How to create an academic research Conference Poster
Academic posters are widely used within the research community to quickly and clearly provide a visual explanation of research methodology and findings to the viewer.
If you are a working researcher, senior academic, or PhD student at the start of your career, chances are you’ll attend numerous conferences over the course of your working life: hundreds of people wandering around halls look at a range of different large-scale research presentations in poster form.
Why create a poster
When starting to think about creating a poster for your next academic meeting, it’s important to think about why you are doing this. Why consider making a conference poster? Why is this good for you? Conference posters are a chance to initiate a conversation with colleagues at often very crowded meetings: these presentations are therefore a good chance to engage with people and make sure that you are remembered. Perhaps you have conference posters pinned up around your department that colleagues have presented at different times? Perhaps there are some that you think are good and effective and others that you think are less effective?

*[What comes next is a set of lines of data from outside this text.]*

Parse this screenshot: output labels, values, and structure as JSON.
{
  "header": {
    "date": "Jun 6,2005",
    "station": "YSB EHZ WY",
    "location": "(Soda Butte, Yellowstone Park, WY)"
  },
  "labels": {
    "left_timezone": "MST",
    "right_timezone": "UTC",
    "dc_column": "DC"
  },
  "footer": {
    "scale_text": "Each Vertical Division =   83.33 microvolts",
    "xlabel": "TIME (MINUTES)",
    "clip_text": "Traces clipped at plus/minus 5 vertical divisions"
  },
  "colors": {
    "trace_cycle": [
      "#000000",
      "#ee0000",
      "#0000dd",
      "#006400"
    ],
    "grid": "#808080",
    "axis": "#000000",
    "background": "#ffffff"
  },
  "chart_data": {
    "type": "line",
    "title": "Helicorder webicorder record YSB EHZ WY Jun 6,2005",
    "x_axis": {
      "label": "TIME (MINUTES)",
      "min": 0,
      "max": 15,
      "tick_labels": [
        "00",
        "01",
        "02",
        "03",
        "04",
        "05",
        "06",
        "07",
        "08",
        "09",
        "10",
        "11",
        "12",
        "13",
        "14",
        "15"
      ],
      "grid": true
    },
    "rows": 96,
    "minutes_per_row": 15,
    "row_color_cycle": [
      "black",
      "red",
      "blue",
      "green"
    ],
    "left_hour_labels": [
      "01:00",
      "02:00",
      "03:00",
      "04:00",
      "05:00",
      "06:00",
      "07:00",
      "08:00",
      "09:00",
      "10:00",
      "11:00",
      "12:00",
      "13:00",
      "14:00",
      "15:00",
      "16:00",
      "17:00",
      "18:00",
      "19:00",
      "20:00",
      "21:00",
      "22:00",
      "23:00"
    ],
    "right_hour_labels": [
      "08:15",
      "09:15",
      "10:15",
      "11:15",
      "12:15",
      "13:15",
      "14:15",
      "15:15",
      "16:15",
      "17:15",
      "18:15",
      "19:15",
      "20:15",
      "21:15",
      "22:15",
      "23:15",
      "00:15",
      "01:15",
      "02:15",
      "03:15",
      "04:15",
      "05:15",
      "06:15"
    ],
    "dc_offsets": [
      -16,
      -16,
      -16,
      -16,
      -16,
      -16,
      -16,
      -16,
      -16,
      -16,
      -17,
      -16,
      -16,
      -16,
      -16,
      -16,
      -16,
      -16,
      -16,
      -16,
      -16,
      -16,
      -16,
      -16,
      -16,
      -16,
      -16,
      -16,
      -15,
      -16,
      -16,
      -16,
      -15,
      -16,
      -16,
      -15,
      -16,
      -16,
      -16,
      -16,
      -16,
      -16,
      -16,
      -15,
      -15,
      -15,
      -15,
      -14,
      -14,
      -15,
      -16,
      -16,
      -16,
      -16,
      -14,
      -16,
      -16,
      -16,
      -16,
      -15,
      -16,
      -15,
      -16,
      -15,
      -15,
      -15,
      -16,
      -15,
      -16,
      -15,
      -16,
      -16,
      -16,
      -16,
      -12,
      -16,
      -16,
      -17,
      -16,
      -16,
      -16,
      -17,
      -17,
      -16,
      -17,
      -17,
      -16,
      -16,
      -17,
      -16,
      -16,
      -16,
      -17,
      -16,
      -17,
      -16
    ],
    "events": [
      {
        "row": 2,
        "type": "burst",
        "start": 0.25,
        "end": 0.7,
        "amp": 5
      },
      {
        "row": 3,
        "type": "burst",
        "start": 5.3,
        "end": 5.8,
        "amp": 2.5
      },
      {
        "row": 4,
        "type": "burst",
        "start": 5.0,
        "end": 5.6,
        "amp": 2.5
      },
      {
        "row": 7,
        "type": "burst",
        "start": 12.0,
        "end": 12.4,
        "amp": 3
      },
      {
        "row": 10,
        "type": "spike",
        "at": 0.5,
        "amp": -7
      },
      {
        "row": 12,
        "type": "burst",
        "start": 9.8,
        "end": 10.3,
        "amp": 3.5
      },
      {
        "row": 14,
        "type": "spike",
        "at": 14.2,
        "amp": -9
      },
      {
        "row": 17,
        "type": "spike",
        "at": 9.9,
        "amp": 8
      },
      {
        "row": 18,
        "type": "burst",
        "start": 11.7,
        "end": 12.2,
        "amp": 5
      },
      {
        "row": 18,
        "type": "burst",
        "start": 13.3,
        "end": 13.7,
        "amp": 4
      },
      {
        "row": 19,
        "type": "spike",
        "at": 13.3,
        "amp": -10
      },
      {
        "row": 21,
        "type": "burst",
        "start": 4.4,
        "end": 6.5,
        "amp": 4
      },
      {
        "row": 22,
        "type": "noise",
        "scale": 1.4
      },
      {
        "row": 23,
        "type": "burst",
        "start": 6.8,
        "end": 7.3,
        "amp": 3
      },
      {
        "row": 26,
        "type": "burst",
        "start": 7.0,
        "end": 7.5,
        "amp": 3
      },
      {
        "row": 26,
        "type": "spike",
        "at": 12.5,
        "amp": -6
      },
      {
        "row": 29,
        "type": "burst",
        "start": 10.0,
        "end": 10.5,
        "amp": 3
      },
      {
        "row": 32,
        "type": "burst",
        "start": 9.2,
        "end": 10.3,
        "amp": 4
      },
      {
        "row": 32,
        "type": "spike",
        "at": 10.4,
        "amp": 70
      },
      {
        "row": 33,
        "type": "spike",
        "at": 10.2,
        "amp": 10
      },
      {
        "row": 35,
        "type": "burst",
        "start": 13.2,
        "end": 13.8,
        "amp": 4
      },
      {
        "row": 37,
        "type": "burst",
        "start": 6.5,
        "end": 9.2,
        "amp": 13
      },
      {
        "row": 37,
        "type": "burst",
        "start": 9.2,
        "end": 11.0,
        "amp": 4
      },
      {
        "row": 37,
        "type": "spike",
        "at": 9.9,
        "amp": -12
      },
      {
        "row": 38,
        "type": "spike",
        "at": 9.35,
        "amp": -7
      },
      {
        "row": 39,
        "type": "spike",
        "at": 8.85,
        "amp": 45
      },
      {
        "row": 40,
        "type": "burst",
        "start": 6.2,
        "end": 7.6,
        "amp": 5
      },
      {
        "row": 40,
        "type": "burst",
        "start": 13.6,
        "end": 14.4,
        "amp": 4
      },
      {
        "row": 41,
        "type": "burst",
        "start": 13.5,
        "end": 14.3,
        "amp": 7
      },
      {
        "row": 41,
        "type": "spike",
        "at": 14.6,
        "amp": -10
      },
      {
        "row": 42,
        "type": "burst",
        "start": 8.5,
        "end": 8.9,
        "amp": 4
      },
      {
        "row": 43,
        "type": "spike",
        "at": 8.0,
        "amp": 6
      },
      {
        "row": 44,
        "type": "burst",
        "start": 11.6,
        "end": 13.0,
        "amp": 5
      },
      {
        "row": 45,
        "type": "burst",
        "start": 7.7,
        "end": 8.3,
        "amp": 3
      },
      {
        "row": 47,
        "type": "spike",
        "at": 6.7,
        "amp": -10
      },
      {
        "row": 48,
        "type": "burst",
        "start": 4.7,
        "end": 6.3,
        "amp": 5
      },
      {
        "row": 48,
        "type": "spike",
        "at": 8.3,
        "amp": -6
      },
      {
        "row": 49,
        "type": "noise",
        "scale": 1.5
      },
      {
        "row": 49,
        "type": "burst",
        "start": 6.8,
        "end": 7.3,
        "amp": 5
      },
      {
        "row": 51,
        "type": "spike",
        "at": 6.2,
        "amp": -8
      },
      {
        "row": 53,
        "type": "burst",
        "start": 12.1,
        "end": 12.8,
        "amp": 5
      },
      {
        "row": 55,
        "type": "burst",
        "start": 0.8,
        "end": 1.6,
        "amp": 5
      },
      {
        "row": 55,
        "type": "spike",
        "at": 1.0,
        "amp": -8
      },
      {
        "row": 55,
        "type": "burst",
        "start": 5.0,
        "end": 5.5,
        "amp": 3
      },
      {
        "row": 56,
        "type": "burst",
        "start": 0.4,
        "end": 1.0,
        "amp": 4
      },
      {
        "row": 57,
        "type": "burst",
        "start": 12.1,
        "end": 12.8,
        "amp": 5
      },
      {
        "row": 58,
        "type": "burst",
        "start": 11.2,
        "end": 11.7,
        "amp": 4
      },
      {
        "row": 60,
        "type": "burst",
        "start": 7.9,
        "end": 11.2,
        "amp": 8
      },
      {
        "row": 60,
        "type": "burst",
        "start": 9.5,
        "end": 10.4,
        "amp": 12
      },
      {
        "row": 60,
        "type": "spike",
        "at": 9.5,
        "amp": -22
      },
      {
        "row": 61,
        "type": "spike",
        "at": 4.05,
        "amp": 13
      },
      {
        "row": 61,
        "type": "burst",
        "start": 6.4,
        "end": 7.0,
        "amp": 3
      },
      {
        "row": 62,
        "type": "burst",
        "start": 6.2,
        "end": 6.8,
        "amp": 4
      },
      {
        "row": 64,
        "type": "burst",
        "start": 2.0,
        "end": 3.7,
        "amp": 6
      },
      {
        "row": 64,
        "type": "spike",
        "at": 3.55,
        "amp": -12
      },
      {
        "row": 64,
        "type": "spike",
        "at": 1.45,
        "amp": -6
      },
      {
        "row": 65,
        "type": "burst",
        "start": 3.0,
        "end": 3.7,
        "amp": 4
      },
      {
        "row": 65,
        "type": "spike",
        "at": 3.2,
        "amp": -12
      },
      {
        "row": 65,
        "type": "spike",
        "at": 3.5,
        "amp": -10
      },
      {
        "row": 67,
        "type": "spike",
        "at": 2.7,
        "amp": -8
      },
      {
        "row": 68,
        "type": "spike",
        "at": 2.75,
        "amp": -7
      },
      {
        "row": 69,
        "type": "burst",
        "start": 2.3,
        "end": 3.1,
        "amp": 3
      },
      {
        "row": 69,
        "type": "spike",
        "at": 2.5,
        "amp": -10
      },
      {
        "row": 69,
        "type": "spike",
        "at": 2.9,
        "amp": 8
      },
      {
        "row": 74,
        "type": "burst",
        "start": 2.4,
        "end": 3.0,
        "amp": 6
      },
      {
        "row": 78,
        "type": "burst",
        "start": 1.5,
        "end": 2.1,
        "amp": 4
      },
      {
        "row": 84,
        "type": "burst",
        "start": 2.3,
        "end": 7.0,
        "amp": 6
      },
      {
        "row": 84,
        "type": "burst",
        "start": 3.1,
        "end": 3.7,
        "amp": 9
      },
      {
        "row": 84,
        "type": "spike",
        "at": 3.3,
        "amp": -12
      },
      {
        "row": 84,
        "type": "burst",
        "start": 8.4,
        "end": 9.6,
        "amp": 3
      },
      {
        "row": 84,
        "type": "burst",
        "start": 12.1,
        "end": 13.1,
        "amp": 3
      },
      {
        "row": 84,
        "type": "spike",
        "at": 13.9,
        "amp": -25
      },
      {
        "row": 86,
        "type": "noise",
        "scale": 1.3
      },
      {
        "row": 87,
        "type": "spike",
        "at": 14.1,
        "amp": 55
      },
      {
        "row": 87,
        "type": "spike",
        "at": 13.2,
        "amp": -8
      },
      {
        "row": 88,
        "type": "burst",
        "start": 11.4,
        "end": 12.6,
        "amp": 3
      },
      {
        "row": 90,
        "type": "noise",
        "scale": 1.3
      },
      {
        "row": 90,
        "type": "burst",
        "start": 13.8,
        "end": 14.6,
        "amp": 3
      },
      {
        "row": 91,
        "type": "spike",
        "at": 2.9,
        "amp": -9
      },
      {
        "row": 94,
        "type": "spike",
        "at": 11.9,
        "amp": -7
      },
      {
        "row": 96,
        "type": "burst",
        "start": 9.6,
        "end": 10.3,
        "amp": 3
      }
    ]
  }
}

How to select content for your poster
A good academic conference poster therefore serves a dual purpose: firstly, it’s an effective networking tool and secondly, it is a means to articulately communicate your research. Ask yourself two questions before you start to create your next poster:
- What is the most important/interesting/astounding finding from my research project?
- How can I visually share my research with conference attendees? Should I use charts, graphs, photos, images?
What makes a great poster? Important information should be readable from about 10 feet away. The title should be short and draw interest and the word count of the poster in its entirety should be between 300 and 800 words – i.e. keep the word count down! Most people put far too much text onto their posters. Make sure that your text is clear and to the point, and that your use of bullets, numbering, and headlines make it easy to read. It’s also a great idea to make effective use of graphics, colour, and fonts as well as a consistent and clean layout. Your poster must also include acknowledgments, your name, and institutional affiliation (lots of people forget!).
How to select a design for your poster
In terms of design guidelines, there are a few basic rules to follow.
- In the first place, simple is good: your background should be plain white or a very subtle gradient that is not distracting and your text should be clear and easy to read. Any charts or graphics should be able to be understood quickly and not include any unnecessary details.
- Make important information stand out.
- Section headings should be obvious and important research should draw attention.
- Also, line things up: try to fit all your text and headings onto a basic grid and align each section with others.
- If you include charts or photos, it looks best to have them equally-sized and distributed evenly.
- Don’t make your posters crowded! A viewer might only spend a minute or two looking at your poster so they need to be immediately able to make sense of your organisation and be able to identify key sections.
In terms of organising information, remember that it’s always easiest to break it down into different sections, like Background, Objectives, Methodology, Results, and Recommendations. A typical poster might have four to eight of these sections laid out in three or four columns. Also remember that posters are read from left-to-right and from top-to-bottom so make sure to lay out your sections so that these can be read in order.
Some key things to think about when putting your poster together
- Do the sections of my poster flow logically? The sections of your poster should be organised and follow the general structure of Introduction -> Data collection -> Conclusions.
- Is all my text readable? -All the text on your poster should stand out against its background so use a legible font that can be read from a reasonable distance. Don’t forget to check for spelling mistakes!
- Are all my graphics good quality? Zoom in on your file up to 100% to make sure that all photos, charts, and illustrations look clear and crisp.
- Is my data understandable? All your tables, charts, and graphs should be clearly visible and understood in just a few seconds.
- Does the most important information stand out?
When skimming over your poster, the most important parts should catch your eye and be immediately obvious. If someone reads your poster for a minute or two, they should be able to fully understand your presentation.
We asked a number of PhD students what they thought goes into a good conference poster. Here’s what they told us:
- Don’t make it all text
- If you need to include lots of info, print out A4 supplements
- Don’t cover it in sponsors and names - it’s about the science
- Make sure figures / background figures are explained
- Big writing - less is more / a picture paints 1,000 words
- The abstract is very important - that’s what is published
- Make sure colors don’t clash / there is contrast between text and background
- Check conference info- nothing is worse than having a poster not fit
- Take care with printing - don’t print with the normal printer or fold your poster; printing a single copy at a print shop is surprisingly cheap - vinyl looks very professional
- Lots of people are printing on silk now - but it’s hard to put up straight and looks bad
- Always take your own pins / Velcro etc.